At the beginning of each acquisition trial, the rats are placed at 1 of 4 start points (North, South, East, and West) around the edge of the board. Across the 8 trials of each day (intertrial interval was approximately 15 min), 2 trials are given from each of the 4 start points, and the sequence is counterbalanced within each group. A trial is terminated when the rat locates the water or after 5 min, whichever comes first. If the rat fails to find the water within 5 min, it is guided to the correct well and allowed to drink. Once the water is located, the rat is allowed to drink the water before being returned to his home cage. Following each training session, the rats are allowed to drink freely for 1 h.

=== Retention probe ===
A 5-min probe trial is given a couple of weeks after training. The trial begins by placing the rat at 1 of 2 start points around the edge of the Oasis platform. Start points are always in 1 of the 2 quadrants adjacent to the quadrant that contains the training well location. For example, for rats with training wells in the North, start points for the probe trial are either West or East (counterbalanced within each group). No water is available during the probe trial.

Probe trials on the Oasis maze differ in 2 important ways from probe trials in the Morris water maze. First, 5-min probe trials are used, rather than 1-min probe trials, to ensure that rats explore a substantial portion of the Oasis maze. Second, in the Oasis maze rats have a strong tendency to explore the edges of the board and also to return to the start point. For these reasons, chance performance cannot be calculated in a straightforward way.

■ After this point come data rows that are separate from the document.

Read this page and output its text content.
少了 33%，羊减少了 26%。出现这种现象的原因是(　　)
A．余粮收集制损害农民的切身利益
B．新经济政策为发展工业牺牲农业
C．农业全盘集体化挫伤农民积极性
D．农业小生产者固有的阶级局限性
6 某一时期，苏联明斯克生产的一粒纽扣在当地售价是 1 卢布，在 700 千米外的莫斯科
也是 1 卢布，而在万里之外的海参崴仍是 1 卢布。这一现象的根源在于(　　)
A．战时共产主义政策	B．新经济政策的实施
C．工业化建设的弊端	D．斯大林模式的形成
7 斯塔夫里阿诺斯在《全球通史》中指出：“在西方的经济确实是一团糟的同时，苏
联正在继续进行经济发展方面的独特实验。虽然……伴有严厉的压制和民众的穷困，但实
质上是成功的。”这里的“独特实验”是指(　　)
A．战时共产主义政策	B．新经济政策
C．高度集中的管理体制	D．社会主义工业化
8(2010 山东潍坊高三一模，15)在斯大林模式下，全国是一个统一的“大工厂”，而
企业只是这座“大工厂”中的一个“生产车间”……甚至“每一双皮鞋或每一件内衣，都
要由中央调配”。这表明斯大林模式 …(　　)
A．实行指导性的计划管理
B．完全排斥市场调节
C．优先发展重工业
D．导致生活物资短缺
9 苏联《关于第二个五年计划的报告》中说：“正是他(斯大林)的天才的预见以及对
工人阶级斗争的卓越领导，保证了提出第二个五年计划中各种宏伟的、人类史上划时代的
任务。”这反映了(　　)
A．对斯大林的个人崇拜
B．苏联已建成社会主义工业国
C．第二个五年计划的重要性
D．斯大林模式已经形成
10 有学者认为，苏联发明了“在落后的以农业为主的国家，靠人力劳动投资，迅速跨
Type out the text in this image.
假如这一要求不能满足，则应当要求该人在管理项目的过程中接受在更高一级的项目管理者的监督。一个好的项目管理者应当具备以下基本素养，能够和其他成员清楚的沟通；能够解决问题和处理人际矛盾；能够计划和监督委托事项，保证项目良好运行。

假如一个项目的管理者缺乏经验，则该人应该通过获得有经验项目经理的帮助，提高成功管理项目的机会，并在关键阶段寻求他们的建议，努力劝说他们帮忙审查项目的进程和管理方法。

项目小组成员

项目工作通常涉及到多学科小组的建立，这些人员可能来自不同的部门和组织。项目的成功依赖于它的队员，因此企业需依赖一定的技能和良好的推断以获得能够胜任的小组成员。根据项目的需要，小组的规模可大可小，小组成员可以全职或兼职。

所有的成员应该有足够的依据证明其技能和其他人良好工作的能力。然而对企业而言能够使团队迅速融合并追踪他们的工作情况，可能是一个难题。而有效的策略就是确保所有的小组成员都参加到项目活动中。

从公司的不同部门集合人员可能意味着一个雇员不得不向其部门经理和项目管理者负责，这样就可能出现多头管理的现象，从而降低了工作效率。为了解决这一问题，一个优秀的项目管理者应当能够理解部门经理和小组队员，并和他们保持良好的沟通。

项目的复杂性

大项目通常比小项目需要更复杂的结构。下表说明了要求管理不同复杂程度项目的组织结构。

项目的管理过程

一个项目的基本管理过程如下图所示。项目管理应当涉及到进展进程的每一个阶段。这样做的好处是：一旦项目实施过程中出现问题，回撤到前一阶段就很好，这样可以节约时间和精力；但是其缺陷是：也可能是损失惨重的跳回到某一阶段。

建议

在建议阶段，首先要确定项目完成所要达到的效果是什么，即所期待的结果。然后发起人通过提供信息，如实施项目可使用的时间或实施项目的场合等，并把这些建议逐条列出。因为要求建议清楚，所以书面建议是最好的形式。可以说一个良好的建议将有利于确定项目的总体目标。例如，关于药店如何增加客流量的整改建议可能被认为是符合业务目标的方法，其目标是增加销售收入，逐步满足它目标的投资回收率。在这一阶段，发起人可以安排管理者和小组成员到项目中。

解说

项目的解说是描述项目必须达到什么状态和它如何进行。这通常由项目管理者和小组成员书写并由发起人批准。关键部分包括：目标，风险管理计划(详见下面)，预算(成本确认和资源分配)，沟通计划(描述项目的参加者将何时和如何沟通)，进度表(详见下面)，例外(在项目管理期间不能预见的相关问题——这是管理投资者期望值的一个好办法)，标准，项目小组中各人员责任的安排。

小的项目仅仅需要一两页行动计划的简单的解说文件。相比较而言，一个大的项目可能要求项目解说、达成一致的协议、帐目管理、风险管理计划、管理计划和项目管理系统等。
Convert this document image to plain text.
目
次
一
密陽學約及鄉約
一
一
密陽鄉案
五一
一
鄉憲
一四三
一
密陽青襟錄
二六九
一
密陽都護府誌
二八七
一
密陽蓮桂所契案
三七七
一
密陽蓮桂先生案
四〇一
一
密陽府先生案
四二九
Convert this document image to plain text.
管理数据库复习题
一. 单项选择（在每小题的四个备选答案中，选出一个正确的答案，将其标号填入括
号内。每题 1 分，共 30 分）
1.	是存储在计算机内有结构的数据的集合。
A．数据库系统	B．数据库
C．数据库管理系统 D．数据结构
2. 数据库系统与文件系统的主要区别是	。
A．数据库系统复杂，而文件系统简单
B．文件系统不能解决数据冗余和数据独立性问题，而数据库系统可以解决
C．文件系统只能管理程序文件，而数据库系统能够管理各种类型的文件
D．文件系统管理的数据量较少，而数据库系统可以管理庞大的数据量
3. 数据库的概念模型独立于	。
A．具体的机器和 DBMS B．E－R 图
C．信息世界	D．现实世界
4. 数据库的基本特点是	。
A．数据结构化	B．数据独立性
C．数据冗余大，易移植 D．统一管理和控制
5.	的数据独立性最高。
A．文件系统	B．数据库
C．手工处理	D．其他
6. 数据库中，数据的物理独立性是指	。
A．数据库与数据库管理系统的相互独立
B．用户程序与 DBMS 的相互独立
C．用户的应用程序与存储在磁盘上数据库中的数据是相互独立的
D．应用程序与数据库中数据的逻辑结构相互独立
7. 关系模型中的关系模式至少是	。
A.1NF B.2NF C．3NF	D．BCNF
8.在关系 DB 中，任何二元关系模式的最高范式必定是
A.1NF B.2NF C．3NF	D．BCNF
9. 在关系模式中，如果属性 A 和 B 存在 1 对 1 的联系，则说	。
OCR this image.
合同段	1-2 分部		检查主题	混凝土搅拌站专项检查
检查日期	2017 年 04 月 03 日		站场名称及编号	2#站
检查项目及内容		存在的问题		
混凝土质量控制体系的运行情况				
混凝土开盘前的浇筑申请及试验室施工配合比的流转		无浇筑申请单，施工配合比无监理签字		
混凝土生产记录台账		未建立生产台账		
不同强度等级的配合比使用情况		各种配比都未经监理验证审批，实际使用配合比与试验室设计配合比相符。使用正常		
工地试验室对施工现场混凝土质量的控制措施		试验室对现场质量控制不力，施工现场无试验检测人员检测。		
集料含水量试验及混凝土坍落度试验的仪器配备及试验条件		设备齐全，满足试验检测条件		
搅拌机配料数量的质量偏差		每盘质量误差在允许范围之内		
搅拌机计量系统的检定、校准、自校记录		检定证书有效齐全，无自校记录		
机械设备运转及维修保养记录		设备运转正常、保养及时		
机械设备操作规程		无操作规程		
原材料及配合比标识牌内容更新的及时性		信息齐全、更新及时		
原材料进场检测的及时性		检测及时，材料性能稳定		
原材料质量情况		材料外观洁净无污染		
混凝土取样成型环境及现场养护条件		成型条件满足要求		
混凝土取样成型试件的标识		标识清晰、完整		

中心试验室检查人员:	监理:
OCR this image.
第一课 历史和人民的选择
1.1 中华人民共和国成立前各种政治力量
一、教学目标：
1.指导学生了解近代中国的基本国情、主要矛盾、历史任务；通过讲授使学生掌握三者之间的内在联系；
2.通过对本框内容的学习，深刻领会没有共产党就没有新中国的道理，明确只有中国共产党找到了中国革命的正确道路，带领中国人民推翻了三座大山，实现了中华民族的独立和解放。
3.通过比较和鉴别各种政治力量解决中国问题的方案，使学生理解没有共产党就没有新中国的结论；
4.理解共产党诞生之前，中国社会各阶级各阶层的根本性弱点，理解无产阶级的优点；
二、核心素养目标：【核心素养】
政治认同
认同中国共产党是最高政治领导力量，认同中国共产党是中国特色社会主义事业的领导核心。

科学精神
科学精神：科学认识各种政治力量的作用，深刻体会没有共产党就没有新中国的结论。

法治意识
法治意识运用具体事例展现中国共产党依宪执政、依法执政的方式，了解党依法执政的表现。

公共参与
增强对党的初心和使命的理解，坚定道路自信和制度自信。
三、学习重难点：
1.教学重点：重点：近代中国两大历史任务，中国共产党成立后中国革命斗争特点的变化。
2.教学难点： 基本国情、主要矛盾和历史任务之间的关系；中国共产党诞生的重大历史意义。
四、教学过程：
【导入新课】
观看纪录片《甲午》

Chance performance can be estimated by assessing the performance of the RANDOM group (because rats in this group could not acquire a memory for a specific spatial location). To do this, the percentage of time that a trained rat spend within a 58-cm- diameter circle around the trained well is compared with the percentage of time that rats in the RANDOM group spend in this same region (target locations for the RANDOM group are counterbalanced across rats). A 58-cm circle is the diameter of the largest circle that could be completely contained within 1 quadrant of the maze.